First Thoughts on Year C Epistle Passages from the Lectionary

Pentecost 16

William Loader

Pentecost 16:  25 September  1 Timothy 6:6-19

This passage is countercultural - much more so for us than for its first hearers. Contentment rests in connectedness, above all, with God, because it connects us to others, to our world and to ourselves. The passage confronts our mortality. But it does so assuming we might worry about life beyond this one. Many people have long since given up such worries. For people for whom the afterlife once posed a threat, but no longer poses a threat, the motivation has gone to which 6:7 appeals. Without it however we still face the issue of what godliness is and what contentment is.

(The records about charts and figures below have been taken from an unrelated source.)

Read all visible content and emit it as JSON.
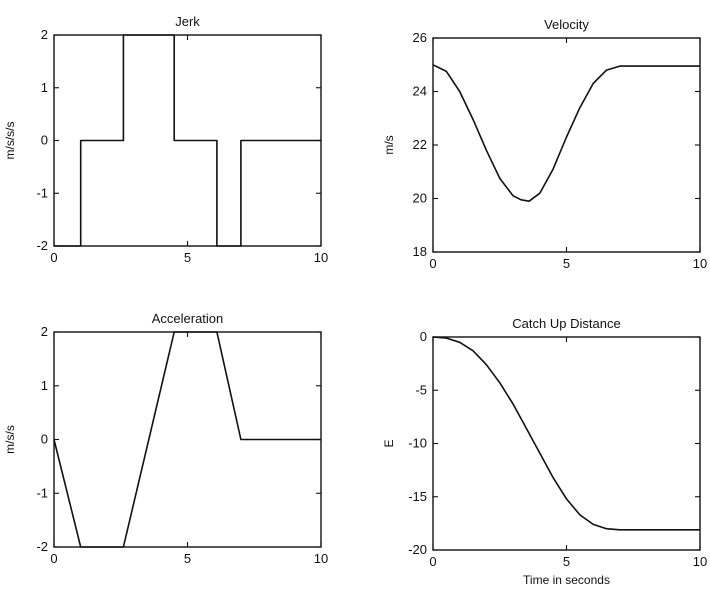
{
  "chart_data": [
    {
      "type": "line",
      "title": "Jerk",
      "xlabel": "",
      "ylabel": "m/s/s/s",
      "xlim": [
        0,
        10
      ],
      "ylim": [
        -2,
        2
      ],
      "xticks": [
        0,
        5,
        10
      ],
      "yticks": [
        2,
        1,
        0,
        -1,
        -2
      ],
      "grid": false,
      "series": [
        {
          "x": [
            0,
            1,
            1,
            2.6,
            2.6,
            4.5,
            4.5,
            6.1,
            6.1,
            7,
            7,
            10
          ],
          "y": [
            -2,
            -2,
            0,
            0,
            2,
            2,
            0,
            0,
            -2,
            -2,
            0,
            0
          ]
        }
      ]
    },
    {
      "type": "line",
      "title": "Velocity",
      "xlabel": "",
      "ylabel": "m/s",
      "xlim": [
        0,
        10
      ],
      "ylim": [
        18,
        26
      ],
      "xticks": [
        0,
        5,
        10
      ],
      "yticks": [
        26,
        24,
        22,
        20,
        18
      ],
      "grid": false,
      "series": [
        {
          "x": [
            0,
            0.5,
            1,
            1.5,
            2,
            2.5,
            3,
            3.3,
            3.6,
            4,
            4.5,
            5,
            5.5,
            6,
            6.5,
            7,
            8,
            10
          ],
          "y": [
            25,
            24.75,
            24,
            22.95,
            21.8,
            20.75,
            20.1,
            19.95,
            19.9,
            20.2,
            21.1,
            22.3,
            23.4,
            24.3,
            24.8,
            24.95,
            24.95,
            24.95
          ]
        }
      ]
    },
    {
      "type": "line",
      "title": "Acceleration",
      "xlabel": "",
      "ylabel": "m/s/s",
      "xlim": [
        0,
        10
      ],
      "ylim": [
        -2,
        2
      ],
      "xticks": [
        0,
        5,
        10
      ],
      "yticks": [
        2,
        1,
        0,
        -1,
        -2
      ],
      "grid": false,
      "series": [
        {
          "x": [
            0,
            1,
            2.6,
            4.5,
            6.1,
            7,
            10
          ],
          "y": [
            0,
            -2,
            -2,
            2,
            2,
            0,
            0
          ]
        }
      ]
    },
    {
      "type": "line",
      "title": "Catch Up Distance",
      "xlabel": "Time in seconds",
      "ylabel": "E",
      "xlim": [
        0,
        10
      ],
      "ylim": [
        -20,
        0
      ],
      "xticks": [
        0,
        5,
        10
      ],
      "yticks": [
        0,
        -5,
        -10,
        -15,
        -20
      ],
      "grid": false,
      "series": [
        {
          "x": [
            0,
            0.5,
            1,
            1.5,
            2,
            2.5,
            3,
            3.5,
            4,
            4.5,
            5,
            5.5,
            6,
            6.5,
            7,
            8,
            10
          ],
          "y": [
            0,
            -0.1,
            -0.5,
            -1.3,
            -2.6,
            -4.3,
            -6.3,
            -8.6,
            -10.9,
            -13.2,
            -15.2,
            -16.7,
            -17.6,
            -18,
            -18.1,
            -18.1,
            -18.1
          ]
        }
      ]
    }
  ]
}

6:8 invites us to a lifestyle which makes do with enough. There is no need to busy oneself with more. Accumulation of wealth is the task of a lifetime and leaves little room for others and in a paradoxical sense for oneself (and frequently those around us usually when they need us most). So our passage is addressing the practicalities of living and identifying the deception which we forge when we spend our lives accumulating more and more - far more than we need. The author appears concerned primarily with self destructive forces which bring ruin (6:9). Greed for money also plunges others into poverty and ruin

The godliness which the godly person is to pursue might be a harmless kind of morality marked by good behaviour and avoidance of what is sinful in a rather private way. Later New Testament writings, like this one, sometimes appear heading in that direction. Such godliness was a popular value of the time and made Christianity marketable. But concepts like righteousness (goodness), faith, and love, can carry much more with them. Ultimately they pose for us an alternative. We are invited to choose the dominant values of our day (even more than theirs) of self-indulgence (including religious self-indulgence) or to choose the way of Christ.

6:12 uses the language of conflict. To decide for Christ is to decide against the prevailing cultural norms. That is a fight, a struggle, especially when that culture has learned to harness religion for its self justification. The eternal life grasped in the event of turning to Christ and confessing a new lord is God's life. So the author is bringing the hearers back to the fundamentals of their faith which must not be compromised by the drive to accumulate wealth. It appears that beside baptism a confession, "Jesus is Lord", formed an essential part of the celebration of coming to faith. It was not a ceremonial normality, but an act of subversion which refused to give credence to competing claims, such as those of the emperors and the economic and religious systems of the day. You could pay with your life!

6:13 reminds the hearers that this is exactly what happened to Christ. He refused to retreat from his confession of God's way when hauled before Pilate. There is a command or demand here (6:14). We are dealing with "hard" language: "command", "fight". This is not because the author has retreated into a prescriptive spirituality, but because it really is a struggle to resist the wealthy way of life which promises us contentment and damns others to destitution. The odds are overwhelming. Nations pride themselves in protecting such contentment. Nationalism lauds our "way of life". Faith means turning the bow up stream against the prevailing current.

Grounds for such faith and persistence lie in the being of God, whom we defiantly acclaim as emperor of emperors and lord of lords (6:15). This is more than piety distracted from life's realities, a kind of retreat into fantasy of what might be. It is an assertion about ultimate reality and what ultimately matters, portrayed on a dazzling screen of light (6:16). Reality also grounds the author's advice about those who do possess wealth (6:17). It is not a call to become a problem by naively choosing poverty and dependency. The poor have enough without patronising condescension by adding to their number.

The author does not envisage preaching which rebukes the rich and then leaves them with unreal choices which their intelligence knows are wrong and from which they then switch off, innoculated against future challenges. Rather 6:17-19 speaks about using one's wealth effectively. Freed from the need to accumulate as the means of finding meaning in life, they can turn their attention beyond themselves to others and learn to love effectively with the means they have. The challenge is usually to know the cut off point of what is enough. Usually that inflates to levels of wealth which make the leftovers a symbol of excess rather than generous self giving. The problem is written across the face of the world. Its accepted violence evokes the abhorrent acts of terror which are then turned to justify our protecting our way of life. Christ offers a different way.